Située dans les montagnes de l'Atlas marocain, trop petite pour être une ville mais trop grande pour être un village, Khénifra était une sorte de cité grecque. La température y fleuretait avec celle de l'enfer mais les personnes avec ceux du paradis. En effet, au fil de cette aventure, je rencontrai la modestie mais de surcroit l'humilité. Des femmes et des hommes, démunis économiquement mais riches spirituellement, m'accueillirent royalement; ils offraient de leur temps et de leur service, refusant d'être rémunérés.

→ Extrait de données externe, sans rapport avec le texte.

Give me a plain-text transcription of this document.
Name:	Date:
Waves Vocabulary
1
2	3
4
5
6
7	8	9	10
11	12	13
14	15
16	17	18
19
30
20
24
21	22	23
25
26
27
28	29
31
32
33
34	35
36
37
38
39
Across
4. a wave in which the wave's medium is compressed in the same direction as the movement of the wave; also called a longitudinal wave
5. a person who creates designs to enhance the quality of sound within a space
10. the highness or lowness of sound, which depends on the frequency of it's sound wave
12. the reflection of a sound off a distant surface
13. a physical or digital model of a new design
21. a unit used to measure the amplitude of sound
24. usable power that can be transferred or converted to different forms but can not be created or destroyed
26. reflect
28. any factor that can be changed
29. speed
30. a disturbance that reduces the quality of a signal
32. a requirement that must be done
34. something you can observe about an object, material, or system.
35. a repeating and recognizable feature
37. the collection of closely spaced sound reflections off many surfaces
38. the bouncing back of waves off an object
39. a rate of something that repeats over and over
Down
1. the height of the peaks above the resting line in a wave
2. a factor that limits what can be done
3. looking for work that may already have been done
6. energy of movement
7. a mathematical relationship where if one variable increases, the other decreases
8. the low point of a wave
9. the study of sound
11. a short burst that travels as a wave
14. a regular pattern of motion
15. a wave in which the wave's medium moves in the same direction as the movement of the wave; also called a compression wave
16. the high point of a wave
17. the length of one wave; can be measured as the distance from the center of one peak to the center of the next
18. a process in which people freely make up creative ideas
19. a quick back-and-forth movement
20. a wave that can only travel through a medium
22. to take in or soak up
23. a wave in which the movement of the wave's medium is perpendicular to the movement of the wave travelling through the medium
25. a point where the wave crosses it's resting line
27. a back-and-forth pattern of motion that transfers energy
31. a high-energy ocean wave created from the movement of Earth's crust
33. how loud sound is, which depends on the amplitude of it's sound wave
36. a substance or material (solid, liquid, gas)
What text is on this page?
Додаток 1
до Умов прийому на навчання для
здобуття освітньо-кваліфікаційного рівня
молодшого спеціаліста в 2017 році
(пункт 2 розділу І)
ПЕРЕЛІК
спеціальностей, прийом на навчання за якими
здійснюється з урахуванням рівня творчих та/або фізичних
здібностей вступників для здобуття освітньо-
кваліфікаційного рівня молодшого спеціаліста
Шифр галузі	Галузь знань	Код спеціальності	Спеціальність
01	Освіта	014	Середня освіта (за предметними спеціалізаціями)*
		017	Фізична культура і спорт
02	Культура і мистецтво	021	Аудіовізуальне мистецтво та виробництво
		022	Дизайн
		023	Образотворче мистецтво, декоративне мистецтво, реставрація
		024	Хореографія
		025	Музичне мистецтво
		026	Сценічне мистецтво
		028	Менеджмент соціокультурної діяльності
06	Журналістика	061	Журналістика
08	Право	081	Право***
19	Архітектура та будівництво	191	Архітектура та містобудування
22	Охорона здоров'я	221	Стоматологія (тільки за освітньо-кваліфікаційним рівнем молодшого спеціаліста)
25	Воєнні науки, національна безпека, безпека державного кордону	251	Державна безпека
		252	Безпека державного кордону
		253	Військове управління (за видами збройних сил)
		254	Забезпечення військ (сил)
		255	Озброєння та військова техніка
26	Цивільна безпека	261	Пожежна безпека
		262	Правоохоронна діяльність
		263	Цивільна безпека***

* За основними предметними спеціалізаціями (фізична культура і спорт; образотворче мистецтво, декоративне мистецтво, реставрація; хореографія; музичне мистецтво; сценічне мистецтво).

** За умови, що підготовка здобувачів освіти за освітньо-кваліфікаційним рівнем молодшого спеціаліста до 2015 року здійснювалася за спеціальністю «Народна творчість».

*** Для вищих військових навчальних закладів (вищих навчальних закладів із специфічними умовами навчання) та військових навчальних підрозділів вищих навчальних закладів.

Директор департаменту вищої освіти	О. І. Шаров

Seule la bénédiction de Dieu comptait, disaient-ils. Je fus frappé par le nombre de sourires, non seulement à mon intention, mais échangés entre eux par les habitants. Malgré un décor archaïque, une extrême modernité se dégageait de leur manière d'être. Là où apparemment la civilisation n'était pas atteinte par le progrès technique, elle était à son apogée dans les mentalités. Le paradoxe est rassurant cependant. Un jour quelqu'un m'a dit : “ se rapprocher du pauvre c'est se rapprocher de Dieu “, autrement dit, c'est se souvenir de la dignité humaine. Ces paroles sont sages mais trop peu entendues. La confiance, le calme, la paix et l'amitié régnaient dans ce royaume montagneux, et de nombreuses anecdotes me viennent à l'esprit mais méditons le sens de ces enseignements, avec humilité.

Ce décor angélique était cependant noirci par une seule chose : l'analphabétisme. La plupart ne savaient ni lire ni écrire cependant qu'ils démontraient leur envie d'apprendre et leur regret de ne point savoir. Un autre paradoxe se faisait jour : n'est-ce pas l'instruction qui fait de nous de meilleurs hommes ? N'est-ce pas là, la différence entre hommes et bêtes ? Alors qu'ils n'avaient rien de cela, ces personnes faisaient valoir leur civilité. Elles étaient ignorantes, certes, mais pas imbéciles, ce qui n'est pas la même chose, dirait Victor Hugo.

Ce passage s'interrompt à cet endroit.